The MapReduce logs configuration shares the same log4j.properties file with HDFS. You can edit this file to control the logging of MapReduce tasks.
Grep logs
You can search through the logs for a specific information, like error messages. To do this, connect to the host with the component whose logs you want to inspect, and use a grep
command.
For example:
$ cat /var/log/hadoop-mapreduce/hadoop-mapred-historyserver-elenas-adh2.ru-central1.internal.log | grep -i -A3 -B1 error
This command searches for messages containing the word error
in the History Server log, located on the elenas-adh2.ru-central1.internal
host. The -i
option allows you to ignore case distinctions.
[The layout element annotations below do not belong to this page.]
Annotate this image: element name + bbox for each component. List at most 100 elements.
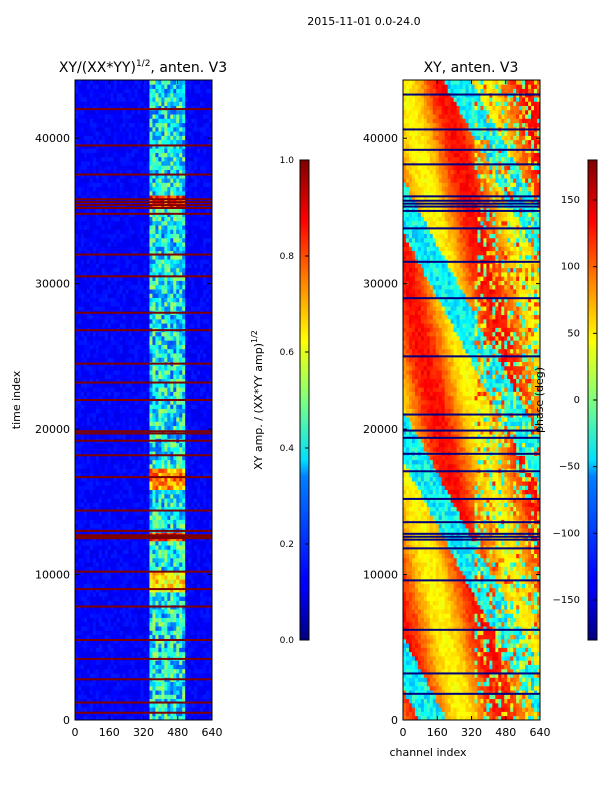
heatmap-cell [206, 634, 210, 640]
heatmap-cell [122, 421, 127, 426]
heatmap-cell [194, 549, 198, 554]
heatmap-cell [119, 523, 124, 529]
heatmap-cell [137, 421, 141, 426]
heatmap-cell [122, 459, 127, 465]
heatmap-cell [83, 643, 88, 648]
heatmap-cell [137, 592, 141, 597]
heatmap-cell [185, 464, 189, 469]
heatmap-cell [128, 289, 132, 294]
heatmap-cell [119, 451, 124, 456]
heatmap-cell [131, 272, 135, 277]
heatmap-cell [200, 472, 204, 478]
heatmap-cell [158, 340, 162, 345]
heatmap-cell [197, 506, 201, 512]
heatmap-cell [152, 297, 156, 303]
heatmap-cell [209, 634, 213, 640]
heatmap-cell [164, 451, 168, 456]
heatmap-cell [185, 664, 189, 670]
heatmap-cell [75, 481, 79, 486]
heatmap-cell [104, 318, 109, 324]
heatmap-cell [98, 540, 103, 546]
heatmap-cell [140, 267, 144, 273]
heatmap-cell [86, 442, 91, 448]
heatmap-cell [122, 314, 127, 320]
heatmap-cell [137, 434, 141, 439]
heatmap-cell [95, 545, 100, 550]
heatmap-cell [110, 272, 115, 277]
heatmap-cell [179, 417, 183, 422]
heatmap-cell [200, 609, 204, 614]
heatmap-cell [176, 515, 180, 520]
heatmap-cell [119, 647, 124, 653]
heatmap-cell [209, 664, 213, 670]
heatmap-cell [98, 267, 103, 273]
heatmap-cell [122, 557, 127, 563]
heatmap-cell [101, 446, 106, 452]
heatmap-cell [200, 630, 204, 636]
heatmap-cell [143, 626, 147, 631]
heatmap-cell [80, 540, 85, 546]
heatmap-cell [146, 267, 150, 273]
heatmap-cell [185, 387, 189, 392]
heatmap-cell [119, 592, 124, 597]
heatmap-cell [113, 340, 118, 345]
heatmap-cell [149, 630, 153, 636]
heatmap-cell [143, 574, 147, 580]
heatmap-cell [116, 545, 121, 550]
heatmap-cell [182, 314, 186, 320]
heatmap-cell [179, 668, 183, 674]
heatmap-cell [122, 408, 127, 414]
heatmap-cell [146, 412, 150, 418]
heatmap-cell [113, 485, 118, 490]
heatmap-cell [191, 519, 195, 525]
heatmap-cell [167, 481, 171, 486]
heatmap-cell [167, 493, 171, 499]
heatmap-cell [89, 690, 94, 695]
heatmap-cell [149, 459, 153, 465]
heatmap-cell [185, 434, 189, 439]
heatmap-cell [203, 284, 207, 290]
heatmap-cell [128, 510, 132, 516]
heatmap-cell [98, 647, 103, 653]
heatmap-cell [95, 400, 100, 405]
heatmap-cell [101, 506, 106, 512]
heatmap-cell [161, 331, 165, 337]
heatmap-cell [104, 634, 109, 640]
heatmap-cell [143, 540, 147, 546]
heatmap-cell [149, 348, 153, 354]
heatmap-cell [170, 280, 174, 286]
heatmap-cell [95, 600, 100, 606]
heatmap-cell [77, 592, 82, 597]
heatmap-cell [194, 506, 198, 512]
heatmap-cell [158, 387, 162, 392]
heatmap-cell [83, 621, 88, 627]
heatmap-cell [80, 498, 85, 503]
heatmap-cell [188, 434, 192, 439]
heatmap-cell [161, 668, 165, 674]
heatmap-cell [176, 306, 180, 311]
heatmap-cell [131, 297, 135, 303]
heatmap-cell [128, 323, 132, 328]
heatmap-cell [101, 621, 106, 627]
heatmap-cell [182, 638, 186, 644]
heatmap-cell [173, 596, 177, 601]
heatmap-cell [188, 673, 192, 678]
heatmap-cell [191, 707, 195, 712]
heatmap-cell [143, 336, 147, 341]
heatmap-cell [77, 523, 82, 529]
heatmap-cell [152, 519, 156, 525]
heatmap-cell [170, 690, 174, 695]
heatmap-cell [119, 600, 124, 606]
heatmap-cell [167, 711, 171, 717]
heatmap-cell [77, 668, 82, 674]
heatmap-cell [149, 592, 153, 597]
heatmap-cell [206, 673, 210, 678]
heatmap-cell [92, 523, 97, 529]
heatmap-cell [116, 323, 121, 328]
heatmap-cell [197, 476, 201, 482]
heatmap-cell [179, 395, 183, 401]
heatmap-cell [98, 510, 103, 516]
heatmap-cell [119, 485, 124, 490]
heatmap-cell [98, 284, 103, 290]
heatmap-cell [86, 391, 91, 397]
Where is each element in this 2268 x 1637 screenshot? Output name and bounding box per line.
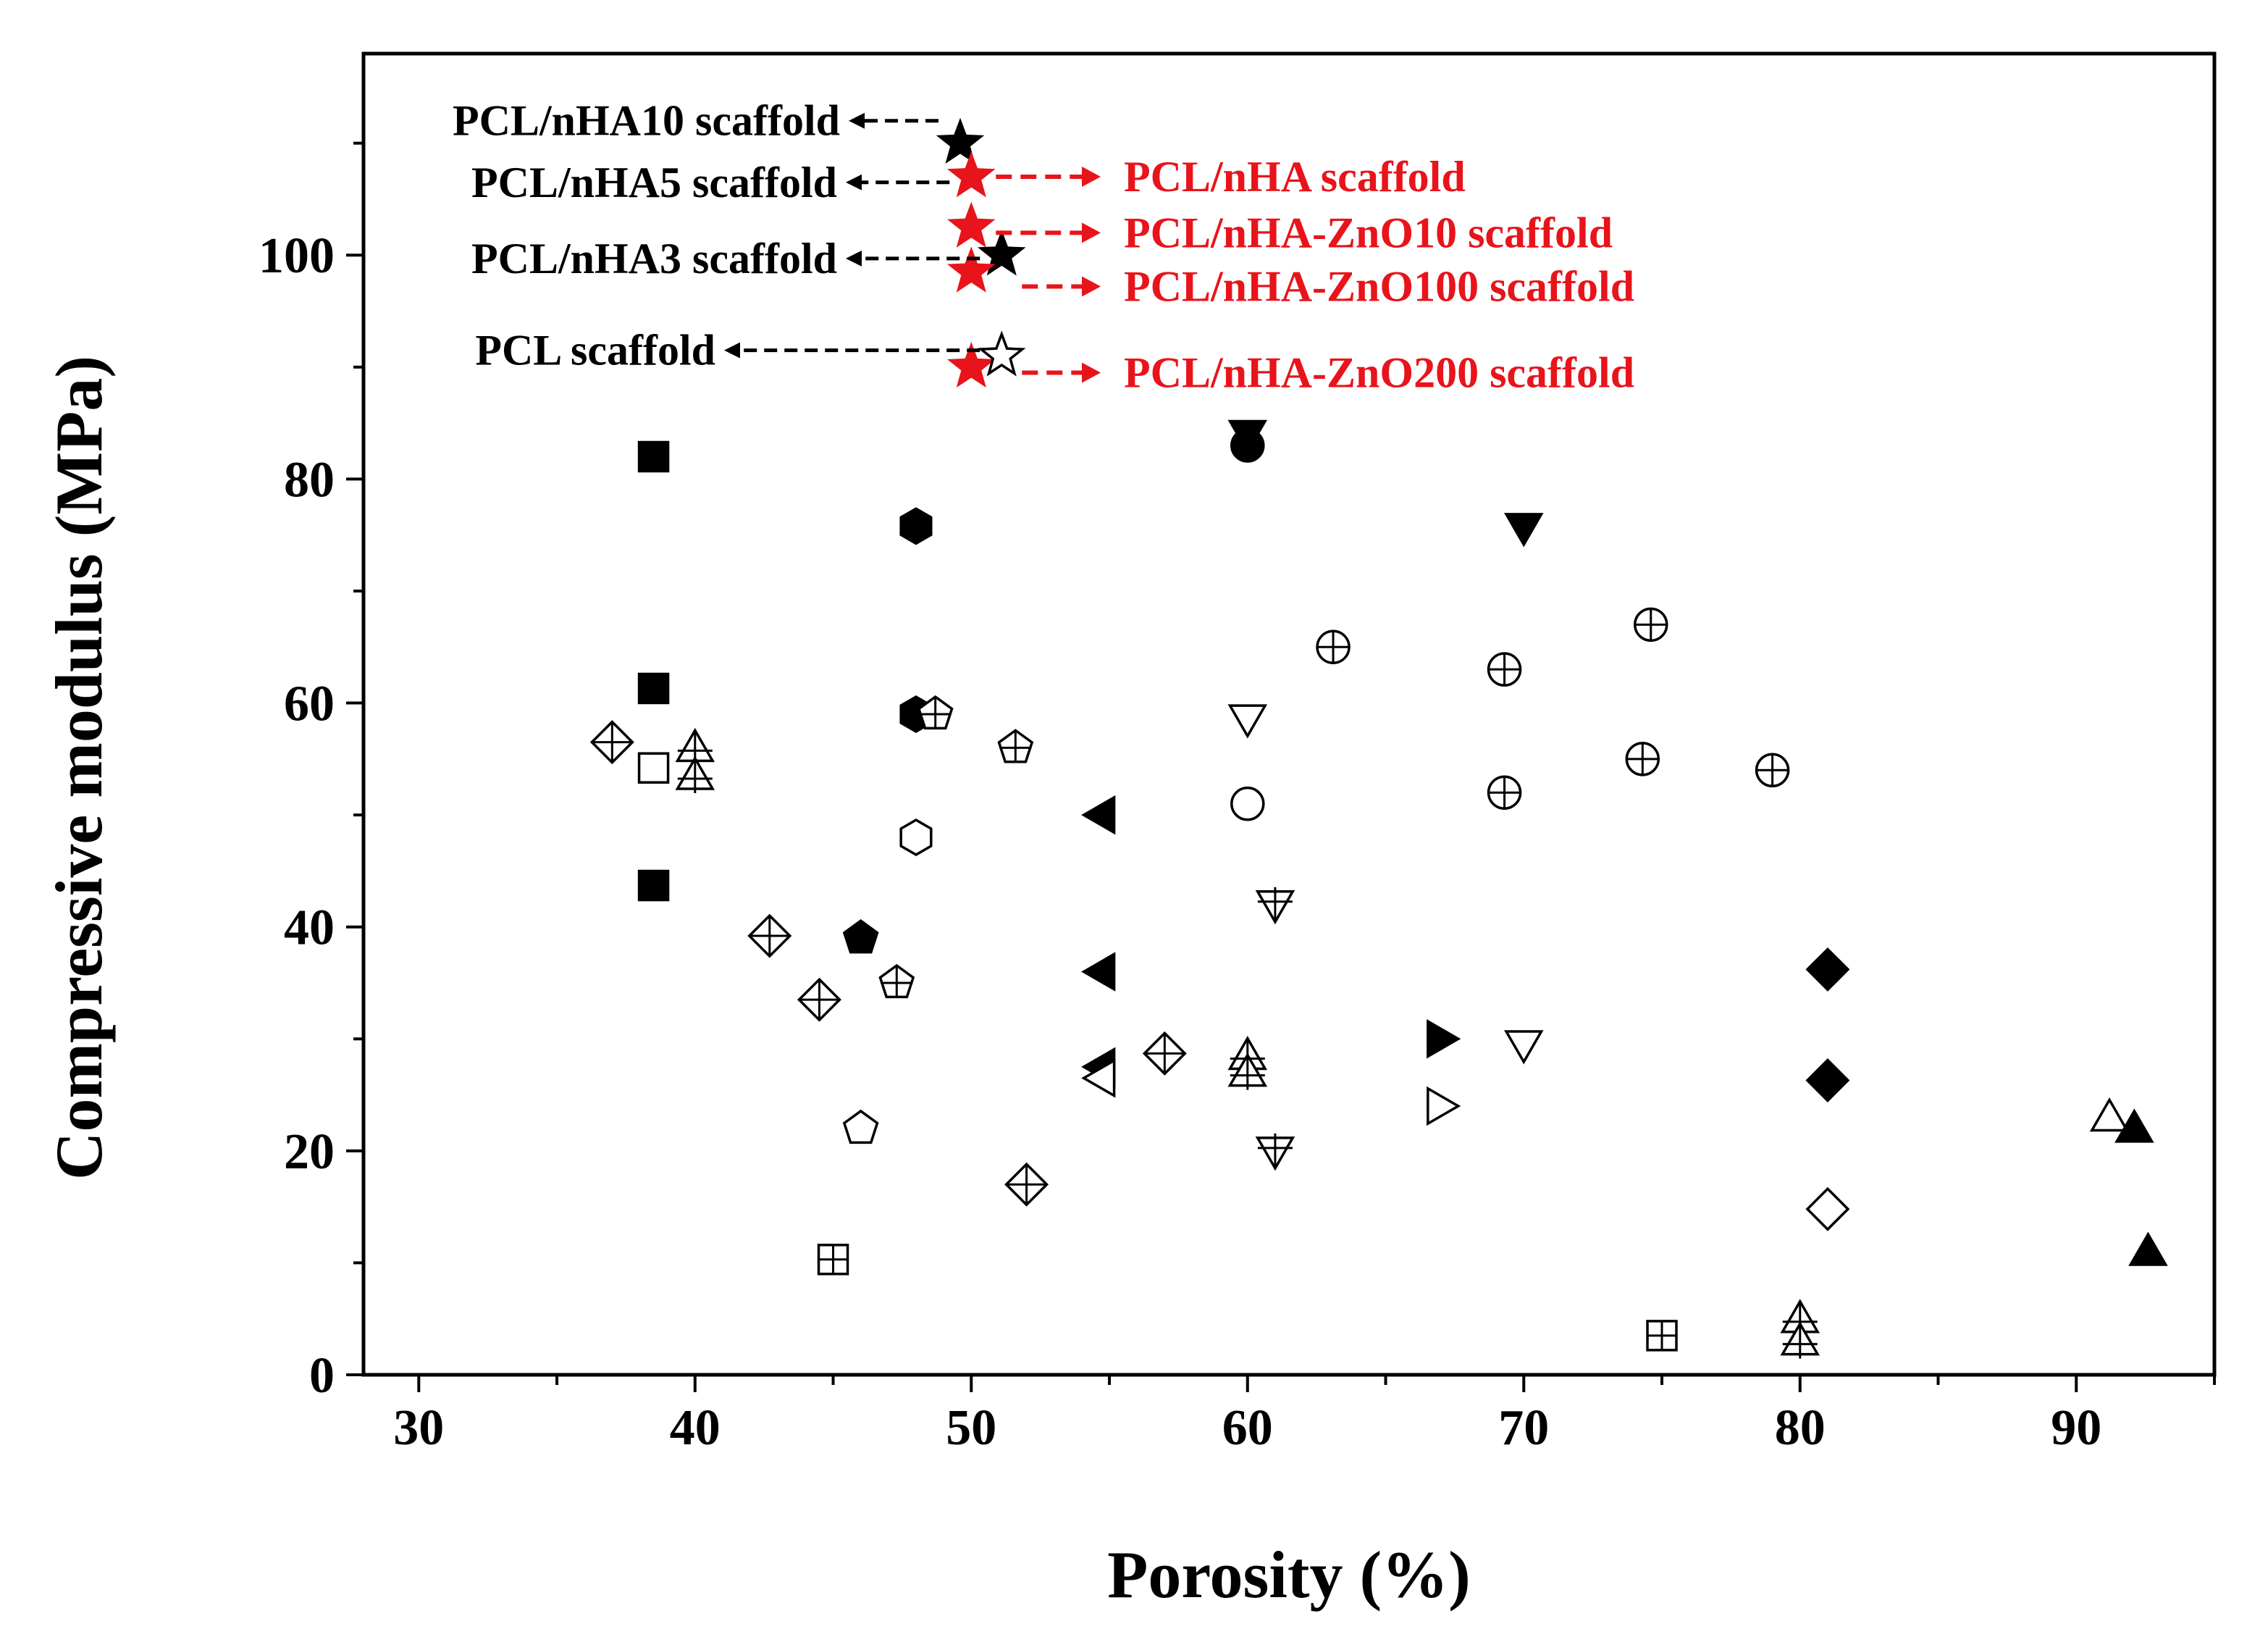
data-point-circle-plus <box>1316 629 1351 665</box>
plot-frame <box>361 51 2217 1377</box>
y-tick-label: 20 <box>284 1124 335 1180</box>
data-point-diamond-cross <box>589 720 634 765</box>
data-point-circle-plus <box>1625 742 1660 776</box>
data-point-pentagon-cross <box>917 695 954 730</box>
data-point-pentagon-cross <box>878 963 915 999</box>
data-point-filled-pentagon <box>842 918 879 954</box>
data-point-open-triangle-down <box>1227 704 1268 739</box>
annotation: PCL scaffold <box>475 327 980 374</box>
data-point-open-hexagon <box>899 818 933 857</box>
data-point-filled-triangle-down <box>1503 513 1544 548</box>
data-point-diamond-cross <box>797 977 841 1022</box>
annotation: PCL/nHA-ZnO200 scaffold <box>1022 349 1634 397</box>
annotation-label: PCL/nHA-ZnO10 scaffold <box>1124 209 1613 256</box>
x-tick-label: 50 <box>946 1400 996 1456</box>
data-point-filled-triangle-up <box>2114 1108 2154 1143</box>
data-point-red-star <box>946 246 996 293</box>
x-tick-label: 80 <box>1775 1400 1826 1456</box>
annotation: PCL/nHA5 scaffold <box>471 159 950 206</box>
annotation-arrowhead <box>846 174 862 191</box>
data-point-open-star <box>977 330 1026 377</box>
annotation: PCL/nHA10 scaffold <box>453 97 939 145</box>
annotation-label: PCL/nHA-ZnO100 scaffold <box>1124 263 1634 311</box>
data-point-black-star <box>936 117 985 164</box>
data-point-filled-triangle-left <box>1081 952 1116 992</box>
data-point-filled-circle <box>1230 428 1265 463</box>
y-tick-label: 80 <box>284 452 335 508</box>
annotation-arrowhead <box>1082 222 1101 243</box>
data-point-open-circle <box>1230 786 1265 821</box>
annotation-label: PCL/nHA5 scaffold <box>471 159 837 206</box>
data-point-filled-diamond <box>1805 947 1850 992</box>
data-point-triangle-down-cross <box>1255 1133 1295 1171</box>
annotation-arrowhead <box>1082 276 1101 297</box>
data-point-open-pentagon <box>842 1109 879 1144</box>
data-point-triangle-up-cross <box>1780 1321 1820 1359</box>
data-point-filled-square <box>637 869 670 902</box>
data-point-open-triangle-up <box>2089 1097 2130 1132</box>
axis-ticks <box>346 141 2216 1392</box>
annotation-label: PCL/nHA3 scaffold <box>471 235 837 282</box>
data-point-diamond-cross <box>1142 1031 1187 1076</box>
annotation-label: PCL scaffold <box>475 327 715 374</box>
annotation-arrowhead <box>1082 167 1101 188</box>
annotations: PCL/nHA10 scaffold PCL/nHA5 scaffold PCL/n… <box>453 97 1634 397</box>
data-point-circle-plus <box>1487 775 1522 810</box>
data-point-triangle-down-cross <box>1255 887 1295 925</box>
annotation: PCL/nHA scaffold <box>996 153 1466 201</box>
data-point-open-diamond <box>1805 1186 1850 1231</box>
data-point-open-square <box>637 752 670 784</box>
x-tick-label: 30 <box>393 1400 444 1456</box>
x-axis-title: Porosity (%) <box>1107 1538 1471 1612</box>
annotation-label: PCL/nHA-ZnO200 scaffold <box>1124 349 1634 397</box>
y-axis-title: Compressive modulus (MPa) <box>42 356 116 1180</box>
y-tick-label: 0 <box>309 1348 335 1404</box>
annotation-arrowhead <box>846 250 862 267</box>
annotation-arrowhead <box>1082 362 1101 383</box>
data-point-triangle-up-cross <box>675 755 715 794</box>
data-point-open-triangle-right <box>1427 1086 1461 1126</box>
annotation-label: PCL/nHA10 scaffold <box>453 97 840 145</box>
y-tick-label: 40 <box>284 900 335 956</box>
data-point-filled-diamond <box>1805 1058 1850 1102</box>
data-point-pentagon-cross <box>997 729 1034 763</box>
data-point-triangle-up-cross <box>1227 1052 1268 1090</box>
annotation-arrowhead <box>849 112 865 129</box>
data-point-open-triangle-down <box>1503 1030 1544 1065</box>
data-point-circle-plus <box>1634 607 1668 642</box>
y-tick-label: 100 <box>259 228 335 284</box>
data-point-red-star <box>946 201 996 248</box>
data-point-filled-triangle-left <box>1081 795 1116 835</box>
annotation: PCL/nHA-ZnO100 scaffold <box>1022 263 1634 311</box>
data-point-filled-square <box>637 440 670 473</box>
data-point-diamond-cross <box>747 913 792 958</box>
data-point-filled-triangle-up <box>2128 1231 2168 1266</box>
data-point-filled-hexagon <box>899 507 933 545</box>
y-tick-label: 60 <box>284 677 335 732</box>
data-point-diamond-cross <box>1004 1162 1049 1207</box>
data-point-circle-plus <box>1755 753 1790 788</box>
data-point-red-star <box>946 151 996 198</box>
data-point-square-plus <box>1646 1320 1678 1352</box>
data-point-black-star <box>977 230 1026 276</box>
data-point-filled-square <box>637 672 670 705</box>
data-point-red-star <box>946 341 996 388</box>
data-point-circle-plus <box>1487 652 1522 687</box>
annotation-arrowhead <box>724 342 740 359</box>
x-tick-label: 70 <box>1498 1400 1549 1456</box>
x-tick-label: 90 <box>2051 1400 2101 1456</box>
data-points <box>589 117 2168 1359</box>
data-point-square-plus <box>817 1244 849 1276</box>
annotation: PCL/nHA-ZnO10 scaffold <box>996 209 1613 256</box>
x-tick-label: 40 <box>670 1400 721 1456</box>
x-tick-label: 60 <box>1222 1400 1273 1456</box>
data-point-open-triangle-left <box>1081 1058 1116 1098</box>
annotation: PCL/nHA3 scaffold <box>471 235 980 282</box>
annotation-label: PCL/nHA scaffold <box>1124 153 1466 201</box>
data-point-filled-triangle-right <box>1427 1018 1461 1059</box>
axis-tick-labels: 30 40 50 60 70 80 90 0 20 40 60 80 100 <box>259 228 2101 1456</box>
The -A3 -B1
options expand the output to one line before and three lines after the line containing the error.
The example output:
2024-04-20 08:53:57,337 INFO org.apache.hadoop.mapreduce.v2.hs.JobHistory: Starting scan to move intermediate done files 2024-04-20 08:55:59,664 ERROR org.apache.hadoop.mapreduce.v2.hs.JobHistoryServer: RECEIVED SIGNAL 15: SIGTERM 2024-04-20 08:55:59,668 INFO org.apache.hadoop.metrics2.impl.MetricsSystemImpl: Stopping JobHistoryServer metrics system... 2024-04-20 08:55:59,668 INFO org.apache.hadoop.metrics2.impl.MetricsSystemImpl: JobHistoryServer metrics system stopped. 2024-04-20 08:55:59,669 INFO org.apache.hadoop.metrics2.impl.MetricsSystemImpl: JobHistoryServer metrics system shutdown complete.
Logging levels
MapReduce uses the Log4j2 library for logging which supports the following log levels (from least to most informative):
-
FATAL
— indicates that an operation can’t continue execution and will terminate. -
ERROR
— notifies that a program is not working correctly or has stopped. -
WARN
— warns about potential problems. This doesn’t mean that a program is not working, but raises a concern. -
INFO
— informs regarding the program lifecycle or state. -
DEBUG
— prints debugging information about internal states of the program. -
TRACE
— prints messages tracing the execution flow of a program.
The Log4j2 loggers also accept logging level values: OFF
— for switching off the logging, and ALL
— for allowing all types of messages.
Setting one level of logging will enable this level and all levels above it. For example, if you set the logging level to WARN
, then only warnings, errors, and fatal messages would get into the log files, but not INFO
, DEBUG
, and TRACE
.
Container logs
Applications submitted to YARN generate their own logs. To read application logs, use the logs command.
For example:
$ yarn logs -applicationId application_1714649647710_0001
Archive logs
You can make an archive of MapReduce logs by using the archive-logs command. This process is similar to the YARN log aggregation feature.
The example command for creating an archive of ten log files:
$ mapred archive-logs -minNumberLogFiles 10
The default value for the -minNumberLogFiles
is 20, which means that running the mapred archive-logs
command will create an archive only if 20 or more logs are present.